Hier siehst du den Verlust pro Baustoff, warum der Winkel beim Durchqueren einer Wand die Zahl verändert und wie du die Werte für deinen Grundriss addierst.
Wie stark beeinflussen Wände WLAN? Was eine Wand mit einer Funkwelle macht#
Drei verschiedene Dinge passieren, die du auseinanderhalten solltest.
Absorption. Dichte, feuchte Materialien wandeln Funkenergie in eine winzige Menge Wärme um. Der Wassergehalt ist der wichtigste einzelne Faktor. Deshalb kosten frischer Putz, feuchte Ziegel, eine aushärtende Betondecke und ein vollgestelltes Bücherregal mehr als ihre Dicke vermuten lässt. Dieser Mechanismus skaliert: Doppelte Wandstärke bedeutet ungefähr doppelte dB.
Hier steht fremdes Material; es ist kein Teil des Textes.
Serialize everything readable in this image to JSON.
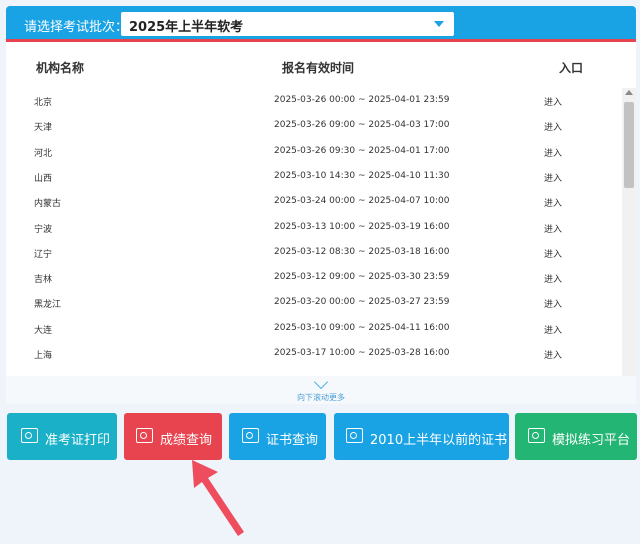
{
  "header": {
    "label": "请选择考试批次：",
    "selected_batch": "2025年上半年软考"
  },
  "table": {
    "columns": [
      "机构名称",
      "报名有效时间",
      "入口"
    ],
    "rows": [
      {
        "name": "北京",
        "time": "2025-03-26 00:00 ~ 2025-04-01 23:59",
        "enter": "进入"
      },
      {
        "name": "天津",
        "time": "2025-03-26 09:00 ~ 2025-04-03 17:00",
        "enter": "进入"
      },
      {
        "name": "河北",
        "time": "2025-03-26 09:30 ~ 2025-04-01 17:00",
        "enter": "进入"
      },
      {
        "name": "山西",
        "time": "2025-03-10 14:30 ~ 2025-04-10 11:30",
        "enter": "进入"
      },
      {
        "name": "内蒙古",
        "time": "2025-03-24 00:00 ~ 2025-04-07 10:00",
        "enter": "进入"
      },
      {
        "name": "宁波",
        "time": "2025-03-13 10:00 ~ 2025-03-19 16:00",
        "enter": "进入"
      },
      {
        "name": "辽宁",
        "time": "2025-03-12 08:30 ~ 2025-03-18 16:00",
        "enter": "进入"
      },
      {
        "name": "吉林",
        "time": "2025-03-12 09:00 ~ 2025-03-30 23:59",
        "enter": "进入"
      },
      {
        "name": "黑龙江",
        "time": "2025-03-20 00:00 ~ 2025-03-27 23:59",
        "enter": "进入"
      },
      {
        "name": "大连",
        "time": "2025-03-10 09:00 ~ 2025-04-11 16:00",
        "enter": "进入"
      },
      {
        "name": "上海",
        "time": "2025-03-17 10:00 ~ 2025-03-28 16:00",
        "enter": "进入"
      }
    ]
  },
  "scroll_hint": "向下滚动更多",
  "buttons": [
    {
      "label": "准考证打印",
      "color": "#1ab0c8"
    },
    {
      "label": "成绩查询",
      "color": "#e8444f"
    },
    {
      "label": "证书查询",
      "color": "#1aa3e4"
    },
    {
      "label": "2010上半年以前的证书",
      "color": "#1aa3e4"
    },
    {
      "label": "模拟练习平台",
      "color": "#22b573"
    }
  ],
  "colors": {
    "accent": "#1aa3e4",
    "highlight_arrow": "#ee4d5e"
  }
}
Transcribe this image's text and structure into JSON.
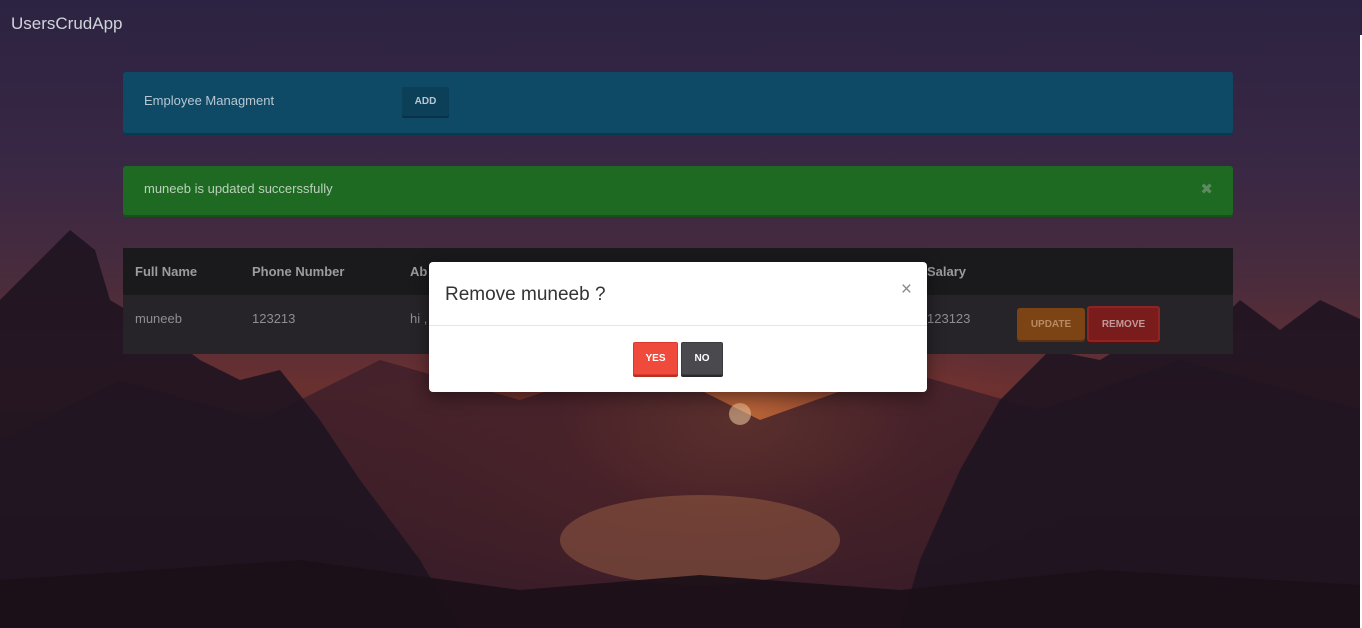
{
  "app": {
    "brand": "UsersCrudApp"
  },
  "panel": {
    "title": "Employee Managment",
    "add_label": "ADD"
  },
  "alert": {
    "message": "muneeb is updated succerssfully",
    "close_glyph": "✖"
  },
  "table": {
    "headers": [
      "Full Name",
      "Phone Number",
      "Ab",
      "Salary"
    ],
    "rows": [
      {
        "full_name": "muneeb",
        "phone": "123213",
        "about": "hi ,",
        "salary": "123123"
      }
    ],
    "update_label": "UPDATE",
    "remove_label": "REMOVE"
  },
  "modal": {
    "title": "Remove muneeb ?",
    "close_glyph": "×",
    "yes_label": "YES",
    "no_label": "NO"
  },
  "colors": {
    "panel_blue": "#0e4a66",
    "alert_green": "#1e6a22",
    "btn_yes": "#f04a3c",
    "btn_no": "#4a4a4e"
  }
}
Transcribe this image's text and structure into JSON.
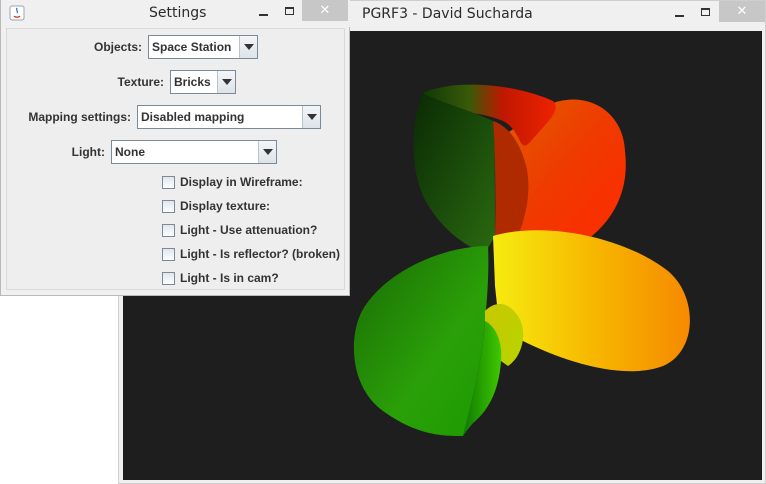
{
  "main_window": {
    "title": "PGRF3 - David Sucharda",
    "close_glyph": "✕",
    "icons": {
      "minimize": "minimize-icon",
      "maximize": "maximize-icon",
      "close": "close-icon"
    }
  },
  "settings_window": {
    "title": "Settings",
    "close_glyph": "✕",
    "app_icon": "java-icon",
    "objects": {
      "label": "Objects:",
      "value": "Space Station"
    },
    "texture": {
      "label": "Texture:",
      "value": "Bricks"
    },
    "mapping": {
      "label": "Mapping settings:",
      "value": "Disabled mapping"
    },
    "light": {
      "label": "Light:",
      "value": "None"
    },
    "checkboxes": [
      {
        "label": "Display in Wireframe:",
        "checked": false
      },
      {
        "label": "Display texture:",
        "checked": false
      },
      {
        "label": "Light - Use attenuation?",
        "checked": false
      },
      {
        "label": "Light - Is reflector? (broken)",
        "checked": false
      },
      {
        "label": "Light - Is in cam?",
        "checked": false
      }
    ]
  },
  "colors": {
    "viewport_bg": "#1e1e1e",
    "shape_red": "#e81000",
    "shape_orange": "#f57a00",
    "shape_yellow": "#f2e400",
    "shape_green": "#1fb000",
    "shape_dark_green": "#0e3a05"
  }
}
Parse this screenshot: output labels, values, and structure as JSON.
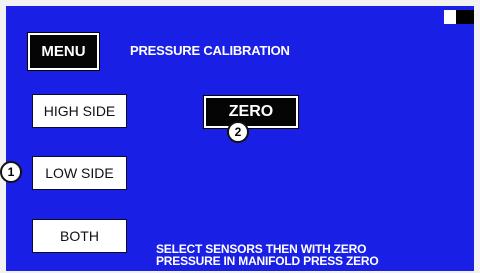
{
  "header": {
    "menu_label": "MENU",
    "title": "PRESSURE CALIBRATION"
  },
  "sensors": {
    "high_label": "HIGH SIDE",
    "low_label": "LOW SIDE",
    "both_label": "BOTH"
  },
  "actions": {
    "zero_label": "ZERO"
  },
  "instructions": {
    "line1": "SELECT SENSORS THEN WITH ZERO",
    "line2": "PRESSURE IN MANIFOLD PRESS ZERO"
  },
  "callouts": {
    "one": "1",
    "two": "2"
  },
  "colors": {
    "screen_bg": "#1a1fe6",
    "button_bg": "#ffffff",
    "dark_button_bg": "#050505"
  },
  "icons": {
    "status": "battery-indicator-icon"
  }
}
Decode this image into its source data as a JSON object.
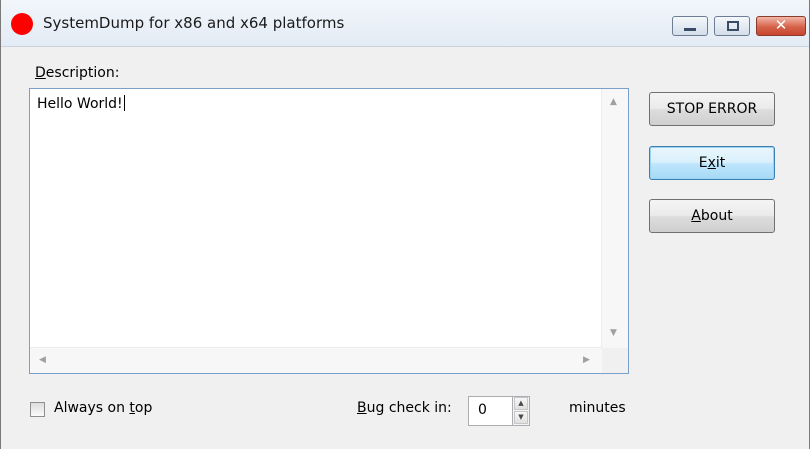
{
  "window": {
    "title": "SystemDump for x86 and x64 platforms",
    "app_icon": "red-circle-icon",
    "caption_buttons": {
      "minimize": "minimize-icon",
      "maximize": "maximize-icon",
      "close": "✕"
    }
  },
  "description": {
    "label_accel": "D",
    "label_rest": "escription:",
    "value": "Hello World!"
  },
  "buttons": {
    "stop_error": "STOP ERROR",
    "exit_pre": "E",
    "exit_accel": "x",
    "exit_post": "it",
    "about_accel": "A",
    "about_rest": "bout"
  },
  "always_on_top": {
    "label_pre": "Always on ",
    "label_accel": "t",
    "label_post": "op",
    "checked": false
  },
  "bug_check": {
    "label_accel": "B",
    "label_rest": "ug check in:",
    "value": "0",
    "unit": "minutes"
  },
  "colors": {
    "app_icon": "#ff0000",
    "focused_border": "#3c7fb1",
    "close_button": "#c7452f"
  }
}
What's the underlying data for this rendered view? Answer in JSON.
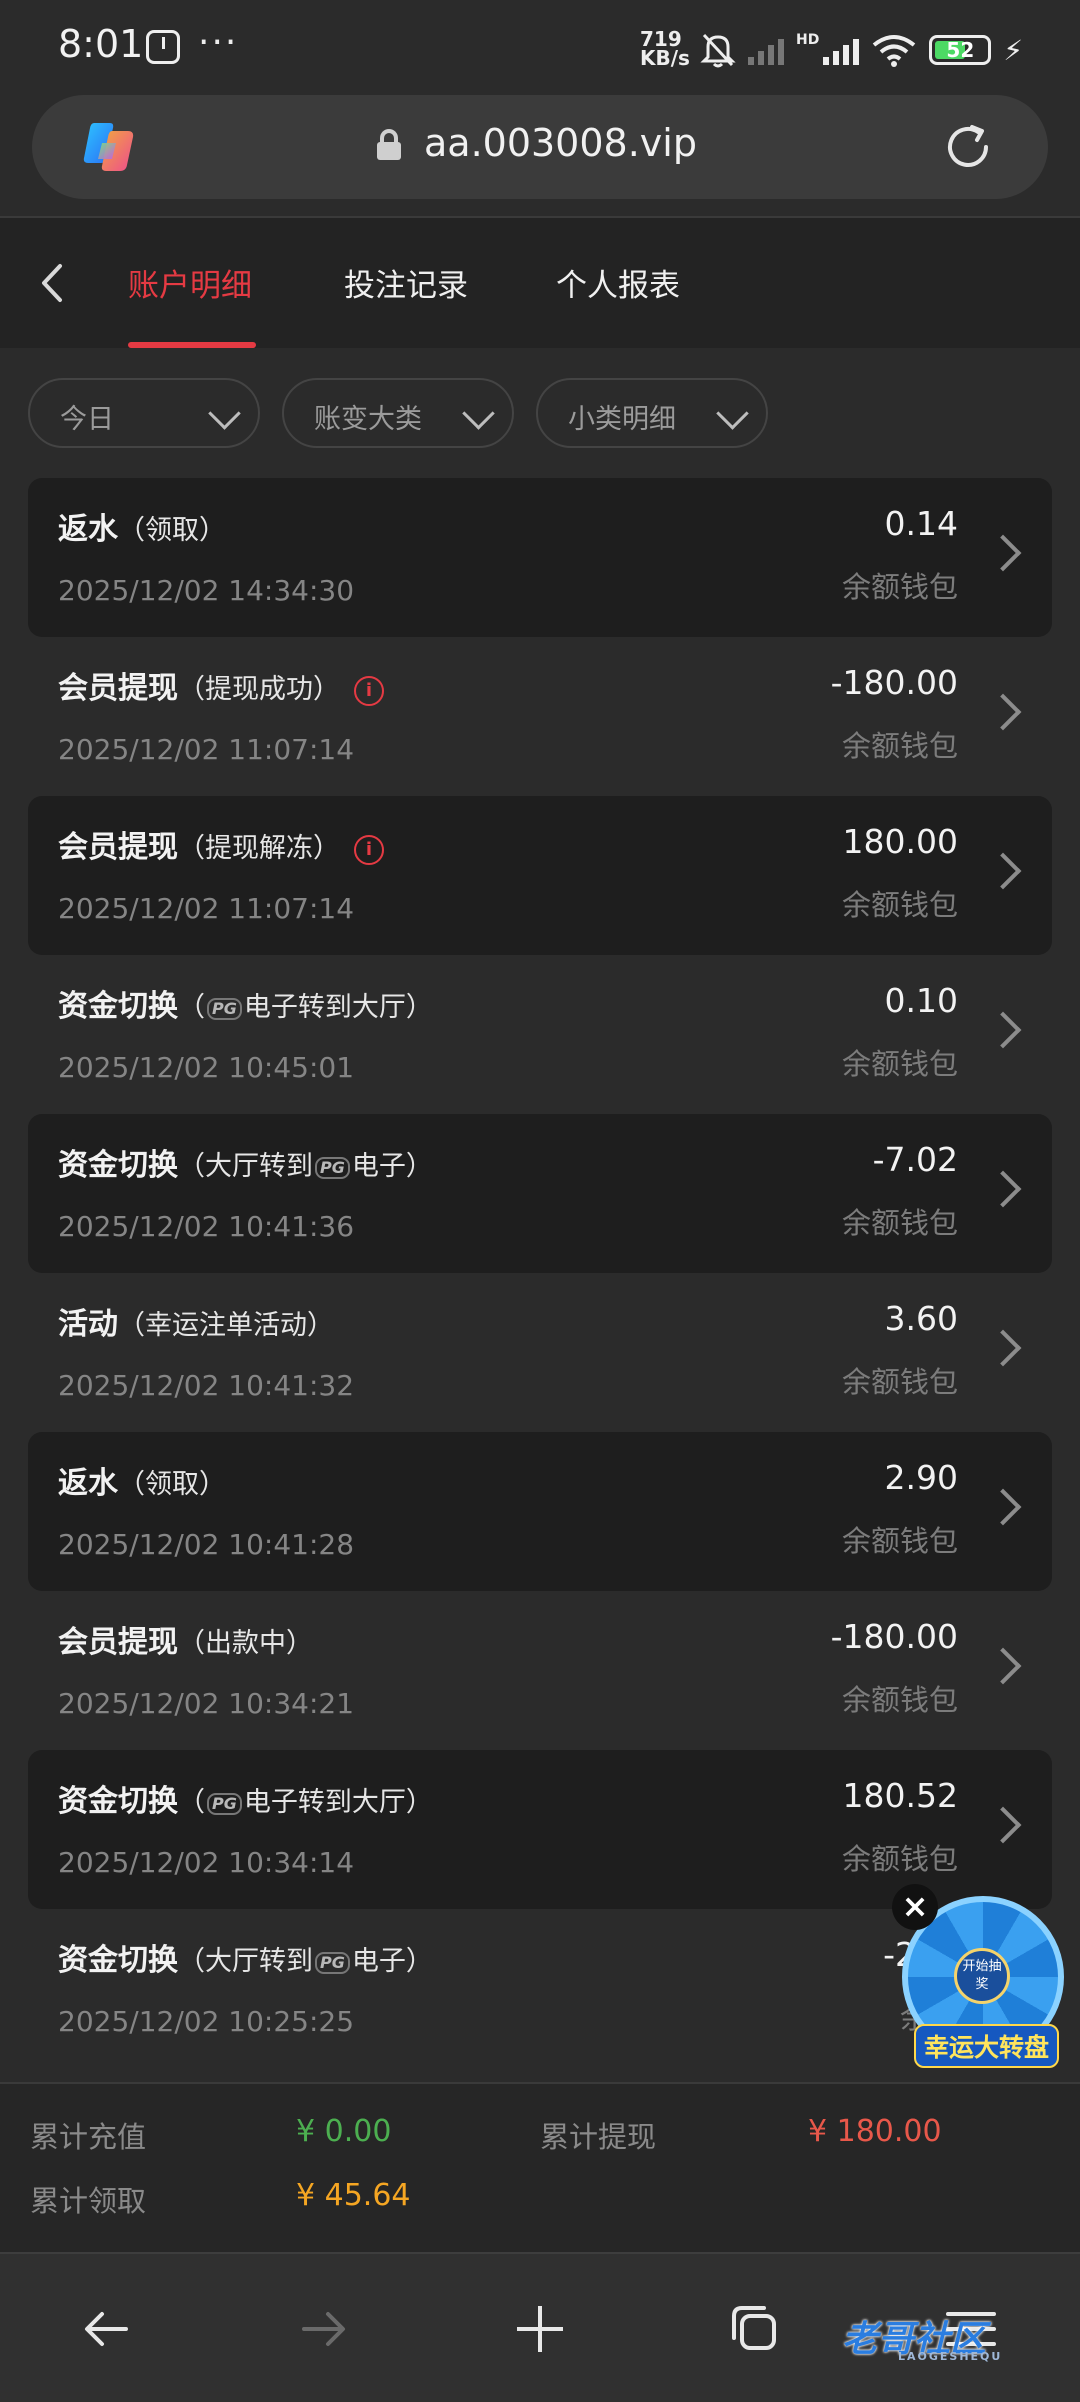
{
  "status_bar": {
    "time": "8:01",
    "speed_value": "719",
    "speed_unit": "KB/s",
    "network_label": "HD",
    "battery_level": "52",
    "icons": [
      "clock-icon",
      "more-dots-icon",
      "mute-bell-icon",
      "signal-off-icon",
      "signal-icon",
      "wifi-icon",
      "battery-icon",
      "charging-bolt-icon"
    ]
  },
  "browser": {
    "url": "aa.003008.vip",
    "icons": [
      "copilot-logo-icon",
      "lock-icon",
      "reload-icon"
    ]
  },
  "tabs": {
    "items": [
      {
        "label": "账户明细",
        "active": true
      },
      {
        "label": "投注记录",
        "active": false
      },
      {
        "label": "个人报表",
        "active": false
      }
    ]
  },
  "filters": [
    {
      "label": "今日"
    },
    {
      "label": "账变大类"
    },
    {
      "label": "小类明细"
    }
  ],
  "transactions": [
    {
      "type": "返水",
      "pre": "（领取）",
      "post": "",
      "info": false,
      "time": "2025/12/02 14:34:30",
      "amount": "0.14",
      "wallet": "余额钱包"
    },
    {
      "type": "会员提现",
      "pre": "（提现成功）",
      "post": "",
      "info": true,
      "time": "2025/12/02 11:07:14",
      "amount": "-180.00",
      "wallet": "余额钱包"
    },
    {
      "type": "会员提现",
      "pre": "（提现解冻）",
      "post": "",
      "info": true,
      "time": "2025/12/02 11:07:14",
      "amount": "180.00",
      "wallet": "余额钱包"
    },
    {
      "type": "资金切换",
      "pre": "（",
      "pg": "PG",
      "post": "电子转到大厅）",
      "info": false,
      "time": "2025/12/02 10:45:01",
      "amount": "0.10",
      "wallet": "余额钱包"
    },
    {
      "type": "资金切换",
      "pre": "（大厅转到",
      "pg": "PG",
      "post": "电子）",
      "info": false,
      "time": "2025/12/02 10:41:36",
      "amount": "-7.02",
      "wallet": "余额钱包"
    },
    {
      "type": "活动",
      "pre": "（幸运注单活动）",
      "post": "",
      "info": false,
      "time": "2025/12/02 10:41:32",
      "amount": "3.60",
      "wallet": "余额钱包"
    },
    {
      "type": "返水",
      "pre": "（领取）",
      "post": "",
      "info": false,
      "time": "2025/12/02 10:41:28",
      "amount": "2.90",
      "wallet": "余额钱包"
    },
    {
      "type": "会员提现",
      "pre": "（出款中）",
      "post": "",
      "info": false,
      "time": "2025/12/02 10:34:21",
      "amount": "-180.00",
      "wallet": "余额钱包"
    },
    {
      "type": "资金切换",
      "pre": "（",
      "pg": "PG",
      "post": "电子转到大厅）",
      "info": false,
      "time": "2025/12/02 10:34:14",
      "amount": "180.52",
      "wallet": "余额钱包"
    },
    {
      "type": "资金切换",
      "pre": "（大厅转到",
      "pg": "PG",
      "post": "电子）",
      "info": false,
      "time": "2025/12/02 10:25:25",
      "amount": "-205",
      "wallet": "余额"
    }
  ],
  "wheel_popup": {
    "center_text": "开始抽奖",
    "label": "幸运大转盘",
    "close": "×"
  },
  "totals": {
    "recharge_label": "累计充值",
    "recharge_value": "¥ 0.00",
    "withdraw_label": "累计提现",
    "withdraw_value": "¥ 180.00",
    "claim_label": "累计领取",
    "claim_value": "¥ 45.64"
  },
  "colors": {
    "accent_red": "#e53a43",
    "green": "#4caf50",
    "orange": "#f5a623",
    "withdraw_red": "#e8584a"
  },
  "bottom_nav": {
    "icons": [
      "back-arrow-icon",
      "forward-arrow-icon",
      "new-tab-plus-icon",
      "tabs-icon",
      "menu-icon"
    ],
    "watermark_text": "老哥社区",
    "watermark_sub": "LAOGESHEQU"
  }
}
Reflexion. Leitfähige Oberflächen werfen das Signal zurück, statt es durchzulassen; ihre Dicke ist fast egal. Eine Aluminiumschicht von wenigen Hundertstel Millimetern blockiert mehr als zehn Zentimeter Ziegel, weil die durchgehende leitfähige Schicht die Welle stoppt, nicht die Masse dahinter.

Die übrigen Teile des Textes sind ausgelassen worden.